Insurers produce statistics they say prove that third parties contacted directly receive no less compensation than they do when advised by solicitors. By contrast, I have yet to meet a claimant solicitor who does not have a story to tell about a client walking into their office with an offer on the table from an insurer that is far lower than the injury is worth. Either way, it seems fair to suggest that third-party capture/assistance at least raises troubling issues, particularly around conflicts of interest.
To whom does the insurer owe its primary duty? To the third party? To the policyholder? To shareholders? How does it balance these three? And more to the point, what does it tell us about the suitability of insurance companies to become alternative business structures (ABSs), a move widely predicted?

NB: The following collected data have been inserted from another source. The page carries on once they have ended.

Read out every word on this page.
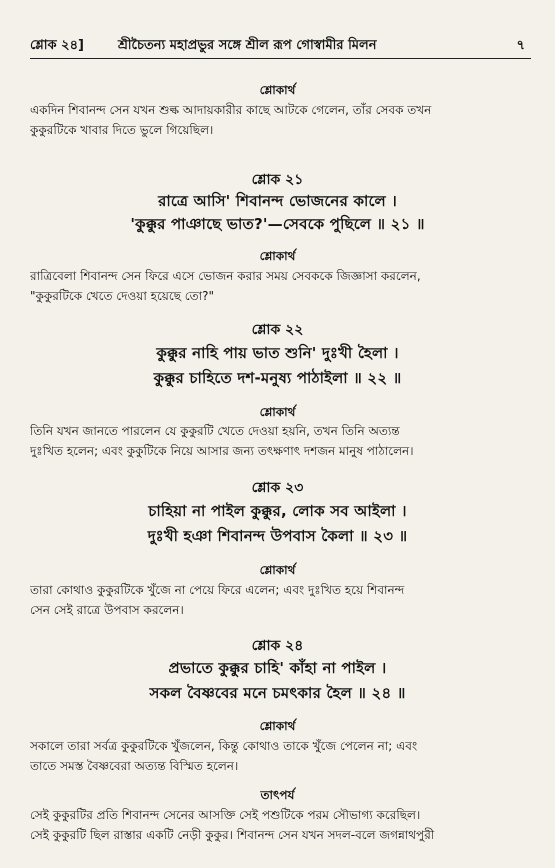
শ্লোক ২৪]	শ্রীচৈতন্য মহাপ্রভুর সঙ্গে শ্রীল রূপ গোস্বামীর মিলন	৭
শ্লোকার্থ
একদিন শিবানন্দ সেন যখন শুল্ক আদায়কারীর কাছে আটকে গেলেন, তাঁর সেবক তখন
কুকুরটিকে খাবার দিতে ভুলে গিয়েছিল।
শ্লোক ২১
রাত্রে আসি' শিবানন্দ ভোজনের কালে ।
'কুক্কুর পাঞাছে ভাত?'—সেবকে পুছিলে ॥ ২১ ॥
শ্লোকার্থ
রাত্রিবেলা শিবানন্দ সেন ফিরে এসে ভোজন করার সময় সেবককে জিজ্ঞাসা করলেন,
"কুকুরটিকে খেতে দেওয়া হয়েছে তো?"
শ্লোক ২২
কুক্কুর নাহি পায় ভাত শুনি' দুঃখী হৈলা ।
কুক্কুর চাহিতে দশ-মনুষ্য পাঠাইলা ॥ ২২ ॥
শ্লোকার্থ
তিনি যখন জানতে পারলেন যে কুকুরটি খেতে দেওয়া হয়নি, তখন তিনি অত্যন্ত
দুঃখিত হলেন; এবং কুকুটিকে নিয়ে আসার জন্য তৎক্ষণাৎ দশজন মানুষ পাঠালেন।
শ্লোক ২৩
চাহিয়া না পাইল কুক্কুর, লোক সব আইলা ।
দুঃখী হঞা শিবানন্দ উপবাস কৈলা ॥ ২৩ ॥
শ্লোকার্থ
তারা কোথাও কুকুরটিকে খুঁজে না পেয়ে ফিরে এলেন; এবং দুঃখিত হয়ে শিবানন্দ
সেন সেই রাত্রে উপবাস করলেন।
শ্লোক ২৪
প্রভাতে কুক্কুর চাহি' কাঁহা না পাইল ।
সকল বৈষ্ণবের মনে চমৎকার হৈল ॥ ২৪ ॥
শ্লোকার্থ
সকালে তারা সর্বত্র কুকুরটিকে খুঁজলেন, কিন্তু কোথাও তাকে খুঁজে পেলেন না; এবং
তাতে সমস্ত বৈষ্ণবেরা অত্যন্ত বিস্মিত হলেন।
তাৎপর্য
সেই কুকুরটির প্রতি শিবানন্দ সেনের আসক্তি সেই পশুটিকে পরম সৌভাগ্য করেছিল।
সেই কুকুরটি ছিল রাস্তার একটি নেড়ী কুকুর। শিবানন্দ সেন যখন সদল-বলে জগন্নাথপুরী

For all the talk of commoditisation, clients are not tins of beans and advising them over an injury, say, is not an entirely impersonal, mechanistic operation. Further, there is (sometimes) a degree of co-operation and understanding among opposing lawyers that could be lost in the event of it becoming such. Will companies, understandably looking at their ABS as a part of the business rather than as a law firm, fully appreciate the importance of having staff who are officers of the court, or give undertakings? There will be a great deal of pressure on the nominated Head of Legal Practice – which every ABS will be required to have – to ensure that they do and to resist any inappropriate commercial pressures. What should they do, for example, if the chief executive refuses to provide the resources the HoLP thinks are needed to deliver a proper service?
Of course, it is not as if law firms do not currently face difficult decisions arising from commercial pressures, and these are not necessarily insurmountable problems for ABSs – when it floated in Australia, claimant personal injury firm Slater & Gordon stated explicitly in its prospectus that its primary duty was to the court, then its clients and then its shareholders. While this came to the ABS table from the legal, rather than business, world, as others have observed, it will also not be in the interests of companies with reputations to protect to skimp on their legal operations.
But third-party capture/assistance shows there are shades of grey that only go to highlight how difficult some ABSs may prove to run. Though the need for law firms to operate in a more commercial manner is widely accepted, might in time the debate come to be whether non-lawyer owned ABSs should operate in a more lawyerly manner?